Put another way: if players are capable of wandering to every corner of a massive virtual space, how do you ensure people don’t get bored at the fringes of space or sand?

It’s a question that the Battle of Jakku mission reminds me of, if only because the ground sequences are so awfully dire. In her first trip out of the X-Wing, Iden helps a downed Rebel force repel an attack wave of AT-ATs, AT-STs and a mix of ground forces.

It’s not an inspired conflict, to say the least. The forces approach you from head on, with Iden occasionally required to pop out from cover to target some orbital strikes. In the singleplayer Arcade challenges, forces at least attack from multiple directions, but not on Jakku.

Eventually, the rebels retreat to an evac point. Two Imperial shuttles come in, with Iden and Shriv holding the line. You’re then tasked with heading over to a downed star destroyer, which is still deploying bomber reinforcements somehow.

Naturally, you can’t have bombers flying about. So you knock off a few TIE fighters, land, and clear another area of Stormtroopers. Occasionally you’ll get harassed by something larger – a TIE Fighter starts shelling your position at one point – but a few rockets to the hull do the job effectively enough.

The whole thing’s a bit bizarre, mind you. After the area has been cleared, Iden plants a few detonators in a hangar bay. The TIE Fighter that besieged you previously came out of the same hangar, although once you’re inside it’s a bit hard to imagine how it was operable at all:

Not everything was ruined, apparently

From there, it’s back into the sky and another air battle. It’s not a clean transition though: there’s another cut scene, and your ship effectively respawns alongside the Corvis, much higher in the air.

The reload effectively allows the game to respawn a fresh set of interceptors, bombers and fights to interact with, even though the mission becomes an air-only battle at this point. But it’s still not an especially chaotic or threatening fight, even though the battle is constantly pitched against a backdrop of cruisers and star destroyers firing lasers at each other.

Iden only ever has to ward off three or four fighters at a time, though. It’s hardly the best air battle in the campaign, and the final battle against Hass ends up being nothing more than a protracted mission of you chasing his tail, whittling down his HP.

Battlefront 2 has more to offer. Star Wars games have done better, although the closest any game has come to matching the panicked spirit of the best Star Wars battles is the final mission in Freelancer. It’s an assault on an alien home planet, with lots of ducking and weaving around enemy fire and through trenches with power generators.

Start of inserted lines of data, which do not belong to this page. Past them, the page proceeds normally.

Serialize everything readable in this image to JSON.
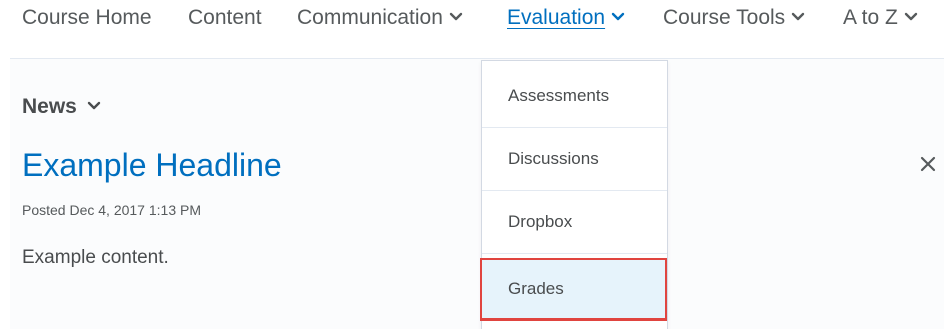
{
  "nav": {
    "items": [
      {
        "label": "Course Home",
        "has_menu": false,
        "active": false
      },
      {
        "label": "Content",
        "has_menu": false,
        "active": false
      },
      {
        "label": "Communication",
        "has_menu": true,
        "active": false
      },
      {
        "label": "Evaluation",
        "has_menu": true,
        "active": true
      },
      {
        "label": "Course Tools",
        "has_menu": true,
        "active": false
      },
      {
        "label": "A to Z",
        "has_menu": true,
        "active": false
      }
    ]
  },
  "dropdown": {
    "items": [
      {
        "label": "Assessments"
      },
      {
        "label": "Discussions"
      },
      {
        "label": "Dropbox"
      },
      {
        "label": "Grades",
        "highlighted": true
      }
    ]
  },
  "news": {
    "widget_title": "News",
    "headline": "Example Headline",
    "posted": "Posted Dec 4, 2017 1:13 PM",
    "content": "Example content."
  },
  "colors": {
    "link_blue": "#006fbf",
    "text_gray": "#494c4e",
    "highlight_fill": "#e6f3fb",
    "highlight_border": "#e0443f"
  },
  "icons": {
    "menu_chevron": "chevron-down-icon",
    "dismiss": "close-icon"
  }
}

Mind you, that’s not really a knock on Battlefront 2. Freelancer, and the classic Star Wars space games of the past, had the advantage of being able to focus primarily on space. Introducing ground and air elements, and allow the player to transition between the two, adds a lot of space that has to be managed.

And the real kicker comes down to one of Battlefront 2‘s core design principles. At it’s heart, Battlefront is a power fantasy. The Battlefield games revolve around being enveloped in the size and scale of war – huge maps, lots of players, lots of action taking place without the player’s input.

Battlefront isn’t that hands off. It’s a game where everyone gets to be a hero, if only for a moment. And that means that the thrill of a gargantuan fight that transitions from ground to air and back again is neutered somewhat, because the scale of what happens in the actual fighting has to be reduced so the player can take part in every element.

But it’s nice to live out a small fraction of the fantasy Battlefront fans have had, since Battlefront 2‘s release and the revelations around what Free Radical had planned for Battlefront 3. The idea ends up being substantially more entertaining than the reality, but the fact that it’s technically possible at all is a nice window into the future.